Wade Pfau, Ph.D., CFA, RICP®

How Likely Is It That You’ll Live Past 80?

Last time, we talked about mitigating longevity risk in retirement by using planning ages.

The second general approach to dealing with the question of longevity and sustainable spending is to leave the concept of planning horizons behind and simply incorporate survival probabilities into calculations.

Failure is really only failure if wealth is depleted while you are still alive, not just over an arbitrarily long time period. Implications of using mortality data directly include:

  • a shorter average retirement duration than the standard thirty years,
  • higher withdrawal rates for a given probability of failure,
  • a lower allocation to stocks, and
  • mixed results for the role of lifetime income guarantees, with shorter average retirements but some extremely long ones in the tail of the distribution.

The argument for using survival probabilities is that assuming a remaining lifespan of thirty years or longer for a typical person retiring at age sixty-five results in needless underspending.

In this view, the probability of running out of financial assets should be defined as the probability of running out of financial assets before death, rather than within an arbitrarily long period of time. This creates competing risks for what comes first: death or financial portfolio depletion.

Dirk Cotton and his co-authors studied these competing risks in a 2016 article called, “Competing Risks: Death and Ruin,” in the Journal of Personal Finance. They found that retirement could generally be divided into three phases:

  1. A low-risk period in early retirement with few portfolio failures and few deaths,
  2. A middle period beginning around age eighty in which portfolio failures dominate, and
  3. A late period starting in one’s early to mid-nineties when death becomes more likely than portfolio failure.

In other words, for those whose portfolios survive through the middle part of retirement, death becomes a more imminent likelihood than a late-life portfolio depletion.
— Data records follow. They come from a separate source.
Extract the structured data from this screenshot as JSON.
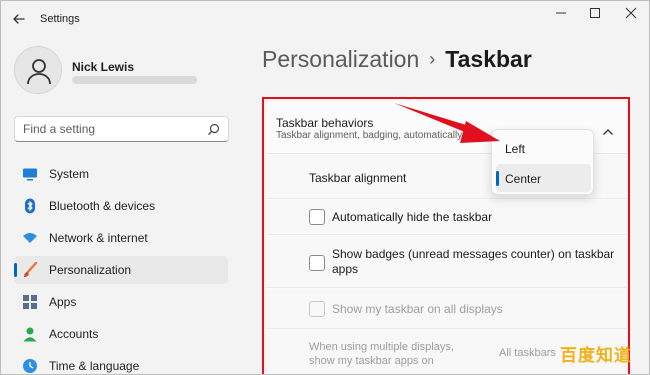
{
  "window": {
    "title": "Settings"
  },
  "user": {
    "name": "Nick Lewis"
  },
  "search": {
    "placeholder": "Find a setting"
  },
  "sidebar": {
    "items": [
      {
        "label": "System",
        "icon": "monitor-icon"
      },
      {
        "label": "Bluetooth & devices",
        "icon": "bluetooth-icon"
      },
      {
        "label": "Network & internet",
        "icon": "wifi-icon"
      },
      {
        "label": "Personalization",
        "icon": "brush-icon",
        "active": true
      },
      {
        "label": "Apps",
        "icon": "apps-grid-icon"
      },
      {
        "label": "Accounts",
        "icon": "person-icon"
      },
      {
        "label": "Time & language",
        "icon": "globe-clock-icon"
      }
    ]
  },
  "breadcrumb": {
    "parent": "Personalization",
    "separator": "›",
    "current": "Taskbar"
  },
  "section": {
    "title": "Taskbar behaviors",
    "subtitle": "Taskbar alignment, badging, automatically h"
  },
  "settings": {
    "alignment_label": "Taskbar alignment",
    "auto_hide_label": "Automatically hide the taskbar",
    "badges_label_line1": "Show badges (unread messages counter) on taskbar",
    "badges_label_line2": "apps",
    "all_displays_label": "Show my taskbar on all displays",
    "multi_display_line1": "When using multiple displays,",
    "multi_display_line2": "show my taskbar apps on",
    "multi_display_value": "All taskbars"
  },
  "dropdown": {
    "options": [
      "Left",
      "Center"
    ],
    "selected": "Center"
  },
  "watermark": {
    "text": "百度知道"
  },
  "colors": {
    "accent": "#0067c0",
    "highlight": "#e0101e",
    "watermark": "#f2b11a"
  }
}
The American Academy of Actuaries and the Society of Actuaries created the Longevity Illustrator to help users develop personalized estimates for their longevity based on a few questions about age, gender, and health. Exhibit 1 provides these numbers for sixty-five-year-old males and females based on their health assessment and smoking status.

Exhibit 1

Planning Ages for 65-Year Olds from the Longevity Illustrator

Source: The Longevity Illustrator

Retirement Researcher 2017. Data from Longevity Illustrator

Planning Ages for 65-Year Olds from the Longevity Illustrator

In practical terms, most individuals will probably be best served by using fixed time horizons that are sufficiently conservative to reflect their personal concerns about outliving their wealth. Generally, choosing planning ages for the tenth percentile from the previous exhibit is a reasonable approach for many.
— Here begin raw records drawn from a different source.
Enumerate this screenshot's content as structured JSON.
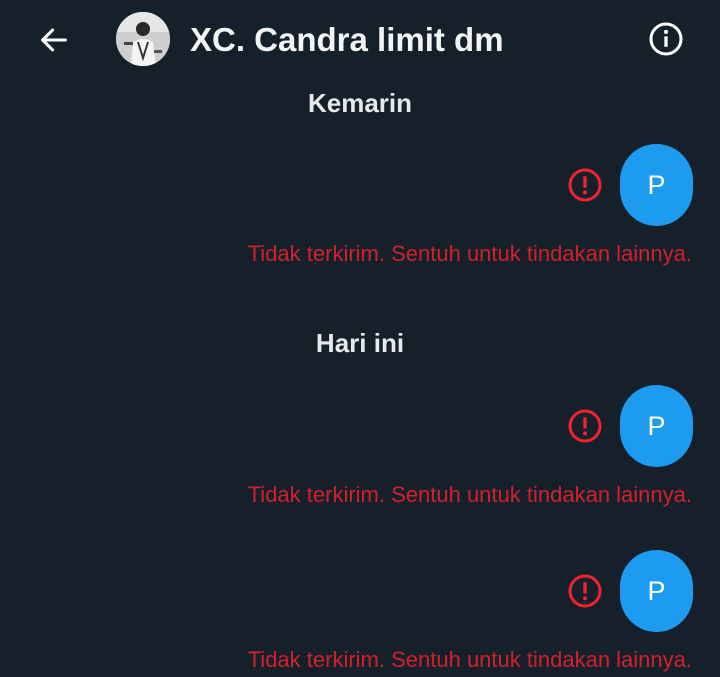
{
  "header": {
    "title": "XC. Candra limit dm",
    "back_icon": "arrow-left-icon",
    "info_icon": "info-circle-icon"
  },
  "conversation": {
    "groups": [
      {
        "date_label": "Kemarin",
        "messages": [
          {
            "text": "P",
            "status": "Tidak terkirim. Sentuh untuk tindakan lainnya.",
            "status_icon": "alert-circle-icon"
          }
        ]
      },
      {
        "date_label": "Hari ini",
        "messages": [
          {
            "text": "P",
            "status": "Tidak terkirim. Sentuh untuk tindakan lainnya.",
            "status_icon": "alert-circle-icon"
          },
          {
            "text": "P",
            "status": "Tidak terkirim. Sentuh untuk tindakan lainnya.",
            "status_icon": "alert-circle-icon"
          }
        ]
      }
    ]
  },
  "colors": {
    "background": "#15202b",
    "bubble": "#1d9bf0",
    "error": "#f4212e",
    "text": "#e7e9ea"
  }
}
Those who are more concerned about the implications of longevity will wish to assume a longer time horizon and behave more conservatively. This is a more straightforward way to incorporate longevity risk aversion into a retirement income plan. Trying to develop a plan around survival probabilities by age is more complex.
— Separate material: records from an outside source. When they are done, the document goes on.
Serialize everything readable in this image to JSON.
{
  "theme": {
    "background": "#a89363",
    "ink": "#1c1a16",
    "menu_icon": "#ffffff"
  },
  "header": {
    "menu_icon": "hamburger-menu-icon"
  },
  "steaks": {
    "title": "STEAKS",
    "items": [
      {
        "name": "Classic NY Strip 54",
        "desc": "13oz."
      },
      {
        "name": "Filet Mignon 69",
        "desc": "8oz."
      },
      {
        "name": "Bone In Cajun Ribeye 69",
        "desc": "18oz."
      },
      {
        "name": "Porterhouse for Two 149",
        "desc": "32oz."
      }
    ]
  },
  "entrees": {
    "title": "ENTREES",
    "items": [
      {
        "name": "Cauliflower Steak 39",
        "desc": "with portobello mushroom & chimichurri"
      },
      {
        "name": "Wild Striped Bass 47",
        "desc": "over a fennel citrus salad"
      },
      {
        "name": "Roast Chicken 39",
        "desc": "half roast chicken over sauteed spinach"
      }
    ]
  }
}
The use of survival probabilities is probably best limited to those working with more mathematical utility models to analyze retirement spending decisions. But the complexities of such models mean their insights are best used to describe potential caveats or adjustments for the conclusions derived from the more straightforward approach of using a fixed planning age.

When using survival probabilities, the risk of a long life is mitigated by planning to reduce spending with age to account for the reduced likelihood of living beyond a certain age.